While the social welfare extension doesn’t fundamentally undermine the national preparedness policy which the Coalition Government is developing, don’t expect to see direct subsidies for producers from the Commonwealth.
The key motivator for the FHA extension is the fact that as of May, there were around 2300 people across the country who had exhausted their three years on the program, as the dry persists in areas of Australia.
About 2000 people currently receive an FHA and about 8000 used the program overall.
A Bill has been introduced to parliament to effect the change to FHAs, which is expected to cost about $30 million.
FHAs were established as a three-year welfare payment for drought-hit farmers, subject to an income and assets test, providing a single rate of $529 a fortnight and $477 a person for couples.
FHA’s are part of a policy push towards assistance for drought preparedness and away from the old Exceptional Circumstances program.
Speaking after the FHA announcement, Federal Agriculture Minister David Littleproud reiterated his Government’s position that the States are responsible for funding direct drought payments, but said the tough conditions showed the need for the social programs like the FHA.
He also put financial organisations on notice over their advice to farmers and called for banks to recognise agriculture’s potential.
“The stark reality of the market economy is that some people don’t make it through to the other end,” Mr Littleproud said.
“No one is owed a living, but they need to be treated with dignity and respect when that happens.”
A policy roundtable with farming organisations will be set up to develop future drought policy so “we aren’t left pointing fingers in the middle of a drought”.
“We need to take everyone on a journey, for all of us to take responsibility for their response to drought. That’s what I want my legacy to be on this issue,” Mr Littleproud said.
That legacy will hinge on the success of federal policy to encourage farmers, and to some extent State governments, to prepare for drought.
A key preparedness investment was born in Barnaby Joyce’s ministry.
The Regional Investment Corporation, which opens on July 1, will offer up to $4 billion in concessional loans for farm infrastructure.
Mr Littleproud said it created an opportunity to deliver consistent lending policy between States and the Commonwealth.

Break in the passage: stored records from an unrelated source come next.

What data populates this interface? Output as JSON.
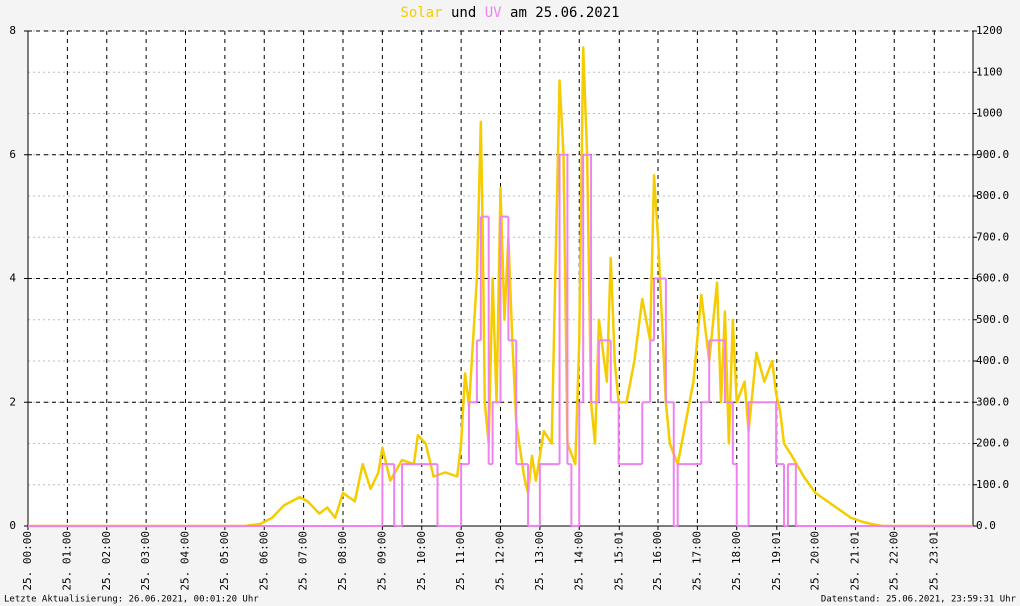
{
  "chart_data": {
    "type": "line",
    "title_connector": "und",
    "title_suffix": "am 25.06.2021",
    "footer_left": "Letzte Aktualisierung: 26.06.2021, 00:01:20 Uhr",
    "footer_right": "Datenstand: 25.06.2021, 23:59:31 Uhr",
    "grid": true,
    "xlim": [
      0,
      24
    ],
    "xticks": [
      {
        "value": 0,
        "label": "25. 00:00"
      },
      {
        "value": 1,
        "label": "25. 01:00"
      },
      {
        "value": 2,
        "label": "25. 02:00"
      },
      {
        "value": 3,
        "label": "25. 03:00"
      },
      {
        "value": 4,
        "label": "25. 04:00"
      },
      {
        "value": 5,
        "label": "25. 05:00"
      },
      {
        "value": 6,
        "label": "25. 06:00"
      },
      {
        "value": 7,
        "label": "25. 07:00"
      },
      {
        "value": 8,
        "label": "25. 08:00"
      },
      {
        "value": 9,
        "label": "25. 09:00"
      },
      {
        "value": 10,
        "label": "25. 10:00"
      },
      {
        "value": 11,
        "label": "25. 11:00"
      },
      {
        "value": 12,
        "label": "25. 12:00"
      },
      {
        "value": 13,
        "label": "25. 13:00"
      },
      {
        "value": 14,
        "label": "25. 14:00"
      },
      {
        "value": 15.017,
        "label": "25. 15:01"
      },
      {
        "value": 16,
        "label": "25. 16:00"
      },
      {
        "value": 17,
        "label": "25. 17:00"
      },
      {
        "value": 18,
        "label": "25. 18:00"
      },
      {
        "value": 19.017,
        "label": "25. 19:01"
      },
      {
        "value": 20,
        "label": "25. 20:00"
      },
      {
        "value": 21.017,
        "label": "25. 21:01"
      },
      {
        "value": 22,
        "label": "25. 22:00"
      },
      {
        "value": 23.017,
        "label": "25. 23:01"
      }
    ],
    "ylim": [
      0,
      8
    ],
    "yticks": [
      0,
      2,
      4,
      6,
      8
    ],
    "y2lim": [
      0,
      1200
    ],
    "y2ticks": [
      {
        "value": 0,
        "label": "0.0"
      },
      {
        "value": 100,
        "label": "100.0"
      },
      {
        "value": 200,
        "label": "200.0"
      },
      {
        "value": 300,
        "label": "300.0"
      },
      {
        "value": 400,
        "label": "400.0"
      },
      {
        "value": 500,
        "label": "500.0"
      },
      {
        "value": 600,
        "label": "600.0"
      },
      {
        "value": 700,
        "label": "700.0"
      },
      {
        "value": 800,
        "label": "800.0"
      },
      {
        "value": 900,
        "label": "900.0"
      },
      1000,
      1100,
      1200
    ],
    "series": [
      {
        "name": "Solar",
        "color": "#f5cc00",
        "axis": "y2",
        "x": [
          0,
          5.5,
          5.9,
          6.2,
          6.5,
          6.9,
          7.1,
          7.4,
          7.6,
          7.8,
          8.0,
          8.3,
          8.5,
          8.7,
          8.9,
          9.0,
          9.2,
          9.5,
          9.8,
          9.9,
          10.1,
          10.3,
          10.6,
          10.9,
          11.0,
          11.1,
          11.2,
          11.4,
          11.5,
          11.55,
          11.6,
          11.7,
          11.8,
          11.9,
          12.0,
          12.1,
          12.2,
          12.3,
          12.4,
          12.6,
          12.7,
          12.8,
          12.9,
          13.1,
          13.3,
          13.5,
          13.6,
          13.7,
          13.9,
          14.0,
          14.1,
          14.2,
          14.3,
          14.4,
          14.5,
          14.7,
          14.8,
          14.9,
          15.0,
          15.2,
          15.4,
          15.6,
          15.8,
          15.9,
          16.0,
          16.1,
          16.2,
          16.3,
          16.5,
          16.7,
          16.9,
          17.1,
          17.3,
          17.5,
          17.6,
          17.7,
          17.8,
          17.9,
          18.0,
          18.2,
          18.3,
          18.5,
          18.7,
          18.9,
          19.0,
          19.1,
          19.2,
          19.4,
          19.7,
          20.0,
          20.3,
          20.6,
          20.9,
          21.2,
          21.5,
          21.7,
          24
        ],
        "values": [
          0,
          0,
          5,
          20,
          50,
          70,
          60,
          30,
          45,
          20,
          80,
          60,
          150,
          90,
          130,
          190,
          110,
          160,
          150,
          220,
          200,
          120,
          130,
          120,
          200,
          370,
          290,
          600,
          980,
          700,
          300,
          200,
          600,
          300,
          820,
          500,
          700,
          450,
          250,
          120,
          80,
          170,
          110,
          230,
          200,
          1080,
          900,
          200,
          150,
          450,
          1160,
          900,
          300,
          200,
          500,
          350,
          650,
          400,
          300,
          300,
          400,
          550,
          450,
          850,
          700,
          500,
          300,
          200,
          150,
          250,
          350,
          560,
          400,
          590,
          300,
          520,
          200,
          500,
          300,
          350,
          230,
          420,
          350,
          400,
          320,
          280,
          200,
          170,
          120,
          80,
          60,
          40,
          20,
          10,
          3,
          0,
          0
        ]
      },
      {
        "name": "UV",
        "color": "#ee82ee",
        "axis": "y",
        "x": [
          0,
          9.0,
          9.3,
          9.5,
          10.4,
          11.0,
          11.2,
          11.4,
          11.5,
          11.7,
          11.8,
          12.0,
          12.2,
          12.4,
          12.7,
          13.0,
          13.5,
          13.7,
          13.8,
          14.0,
          14.1,
          14.3,
          14.5,
          14.8,
          15.0,
          15.6,
          15.8,
          15.9,
          16.2,
          16.4,
          16.5,
          17.1,
          17.3,
          17.7,
          17.9,
          18.0,
          18.3,
          19.0,
          19.2,
          19.3,
          19.5
        ],
        "values": [
          0,
          1,
          0,
          1,
          0,
          1,
          2,
          3,
          5,
          1,
          2,
          5,
          3,
          1,
          0,
          1,
          6,
          1,
          0,
          2,
          6,
          2,
          3,
          2,
          1,
          2,
          3,
          4,
          2,
          0,
          1,
          2,
          3,
          2,
          1,
          0,
          2,
          1,
          0,
          1,
          0
        ]
      }
    ]
  }
}
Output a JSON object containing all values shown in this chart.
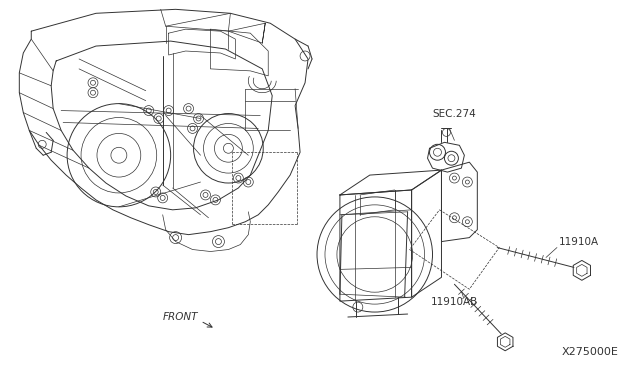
{
  "background_color": "#ffffff",
  "line_color": "#333333",
  "label_color": "#333333",
  "labels": {
    "SEC274": "SEC.274",
    "11910A": "11910A",
    "11910AB": "11910AB",
    "X275000E": "X275000E",
    "FRONT": "FRONT"
  },
  "font_size": 7.5,
  "fig_width": 6.4,
  "fig_height": 3.72,
  "dpi": 100
}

Banks, financial institutions and accountancy bodies have an important role with their clients, “to improve financial literacy so we’re making decisions on the first day it doesn’t rain”, he said.
He also singled out banks for their “crazy” attitude to agriculture.
“One of my biggest worries is the amount of money coming into agriculture.” Mr Littleproud said.
“Banks are saying they’d rather lend $52 billion to Australians on credit cards, (than) to our $60b industry. That’s insanity.”
Resilience to climate change was a feature of politicians’ talk on a recent drought tour, which continued a theme that has emerged for the Coalition since Mr Joyce vacated the portfolio.
In March, Assistant Agriculture and Water Minister Anne Ruston said agricultural industries should drive their own response to adapt to the impacts of global warming.
In May Mr Littleproud announced an interstate agreement to develop a national plan to tackle climate change.
“The climate will continue to change, it always has, and I don’t care if it’s man-made or not. We need to be smarter with our investments to make sure we are giving farmers the best opportunity to be prepared,” Mr Littleproud said.